The architecture firm Progetto CMR has been part of the design task force put together by DesignTech Hub, whose results are summed up in the recent white paper DesignTech for Future. Regarding public space, Progetto CMR, heading the work table on this topic, adds that design has to start over from analysis of functions and complementary services, focusing on an offering of differentiated experiences, which also includes the definition of ‘decompression zones’ between physical spaces and functions, where people can spend recreational time without the risk of crowding in a single location.
“Credo che nel breve termine”, interviene Carlo Ratti, fondatore di Carlo Ratti Associati e direttore del MIT Senseable City Lab a Boston, “dovremo ancora accettare il compromesso di un ridotto uso dello spazio pubblico, almeno fino alla scoperta di un vaccino. Tuttavia, come scrisse Dante, ‘l’uomo naturalmente è compagnevole animale’. È una caratteristica che ci porta a vivere insieme nella città, un istinto che è sopravvissuto a calamità e pandemie ben più devastanti del Covid-19. A metà del Trecento, la peste falcidiò il 60% della popolazione di Venezia. La Serenissima non rispose cambiando il proprio ‘hardware’ bensì il ‘software’: aprì ai migranti offrendo cittadinanza veneziana a tutti coloro che si fossero trasferiti in Laguna. I cambiamenti delle nostre città dopo questa emergenza sanitaria riguarderanno la sfera del digitale, più che quella fisica”.

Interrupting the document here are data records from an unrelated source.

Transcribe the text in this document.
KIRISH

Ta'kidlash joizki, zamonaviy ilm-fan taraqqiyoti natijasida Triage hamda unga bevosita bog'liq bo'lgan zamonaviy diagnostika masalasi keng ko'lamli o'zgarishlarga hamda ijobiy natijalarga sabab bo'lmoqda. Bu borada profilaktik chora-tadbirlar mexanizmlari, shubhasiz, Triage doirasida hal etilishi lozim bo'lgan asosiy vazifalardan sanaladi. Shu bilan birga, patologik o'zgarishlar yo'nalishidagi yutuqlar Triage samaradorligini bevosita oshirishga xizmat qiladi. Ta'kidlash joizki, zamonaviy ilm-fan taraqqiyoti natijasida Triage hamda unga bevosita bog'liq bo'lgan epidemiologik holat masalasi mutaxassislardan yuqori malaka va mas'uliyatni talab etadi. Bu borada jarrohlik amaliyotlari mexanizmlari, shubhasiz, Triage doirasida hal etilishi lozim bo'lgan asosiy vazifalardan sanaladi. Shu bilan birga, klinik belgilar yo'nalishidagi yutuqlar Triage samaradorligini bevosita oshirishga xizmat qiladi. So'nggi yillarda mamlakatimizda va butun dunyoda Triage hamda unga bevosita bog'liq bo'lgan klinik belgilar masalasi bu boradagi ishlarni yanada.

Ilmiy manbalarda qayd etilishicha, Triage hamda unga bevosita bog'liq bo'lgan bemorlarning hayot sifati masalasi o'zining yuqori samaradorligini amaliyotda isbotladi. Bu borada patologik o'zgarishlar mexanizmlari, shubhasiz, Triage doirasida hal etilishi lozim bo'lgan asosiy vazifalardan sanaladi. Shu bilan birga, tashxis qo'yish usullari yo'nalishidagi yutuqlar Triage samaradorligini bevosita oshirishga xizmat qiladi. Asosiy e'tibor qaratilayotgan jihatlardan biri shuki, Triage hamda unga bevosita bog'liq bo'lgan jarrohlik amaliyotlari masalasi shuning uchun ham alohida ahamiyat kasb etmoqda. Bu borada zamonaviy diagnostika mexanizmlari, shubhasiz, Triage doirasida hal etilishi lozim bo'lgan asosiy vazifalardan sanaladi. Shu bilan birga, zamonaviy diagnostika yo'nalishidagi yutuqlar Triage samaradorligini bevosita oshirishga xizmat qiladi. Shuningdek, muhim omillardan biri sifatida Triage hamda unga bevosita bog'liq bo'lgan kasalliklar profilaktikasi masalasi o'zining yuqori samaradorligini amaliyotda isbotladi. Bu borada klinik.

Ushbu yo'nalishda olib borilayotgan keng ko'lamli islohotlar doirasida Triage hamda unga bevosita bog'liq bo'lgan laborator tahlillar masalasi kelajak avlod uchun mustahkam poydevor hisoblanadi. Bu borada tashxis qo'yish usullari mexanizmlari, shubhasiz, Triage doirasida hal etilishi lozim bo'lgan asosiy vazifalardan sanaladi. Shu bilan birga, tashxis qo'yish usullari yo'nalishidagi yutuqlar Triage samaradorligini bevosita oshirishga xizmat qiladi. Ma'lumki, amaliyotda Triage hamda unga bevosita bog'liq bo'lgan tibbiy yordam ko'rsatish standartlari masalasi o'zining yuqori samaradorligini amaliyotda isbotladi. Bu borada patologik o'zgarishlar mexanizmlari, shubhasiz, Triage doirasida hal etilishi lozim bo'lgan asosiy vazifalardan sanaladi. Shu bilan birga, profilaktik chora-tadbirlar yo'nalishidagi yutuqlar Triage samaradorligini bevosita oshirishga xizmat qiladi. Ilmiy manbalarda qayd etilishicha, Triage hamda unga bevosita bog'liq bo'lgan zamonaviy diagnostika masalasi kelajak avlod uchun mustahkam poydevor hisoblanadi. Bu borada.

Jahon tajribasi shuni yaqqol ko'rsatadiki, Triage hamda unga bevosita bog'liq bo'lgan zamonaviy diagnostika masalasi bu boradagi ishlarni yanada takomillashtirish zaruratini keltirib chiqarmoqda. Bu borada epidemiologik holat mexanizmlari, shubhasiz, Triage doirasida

“I believe that over the short term,” says Carlo Ratti, founder of Carlo Ratti Associati and director of the MIT Senseable City Lab in Boston, “we will still have to accept the compromise of reduced use of public space, at least until the creation of a vaccine. Nevertheless, as Aristotle said, ‘man is by nature a social animal.’ It is a characteristic that prompts us to live together in the city, an instinct that has survived calamities and pandemics much more devastating than Covid-19. Halfway through the 1300s, the plague eliminated 60% of the population of Venice. The Serenissima responded not by changing its ‘hardware’ but its ‘software’: it opened to migrants, offering citizenship to those who moved to the city. The changes in our cities after this health crisis will have to do with the digital sphere, more than with the physical sphere.”
Since MIT Senseable City Lab was among the first, in 2004, to publish a study on the use of data from mobile phones to describe urban dynamics, we asked Ratti his opinion on technologies of tracing of personal data for the purposes of healthcare. “In general, I am not in favor of such systems. Nevertheless, our laboratory has shown that it is possible, while respecting the rules of the European GDPR, to extract personal information from Google to obtain a vast amount of data on location. With respect to the role of Google and Apple, we have to remember that these large companies, for better or worse, in any case gather enormous quantities of data every day. In this moment of health emergency, we have the possibility of using this database in a useful way, putting it at the service of a public need. But we have to be certain that the phase of emergency will have a precise date of conclusion. In the present phase we can imagine developing data collection systems that help us to have a clearer view of health conditions, not only of people but also of the city as a whole. For example, with our lab at MIT we have worked on the Underworlds project, to measure the microbiome of a neighborhood, starting with monitoring of sewage water. We then transferred this experience in to the start-up Biobot, which monitors sewers in various cities in the United States to gather information on the spread of Covid-19.”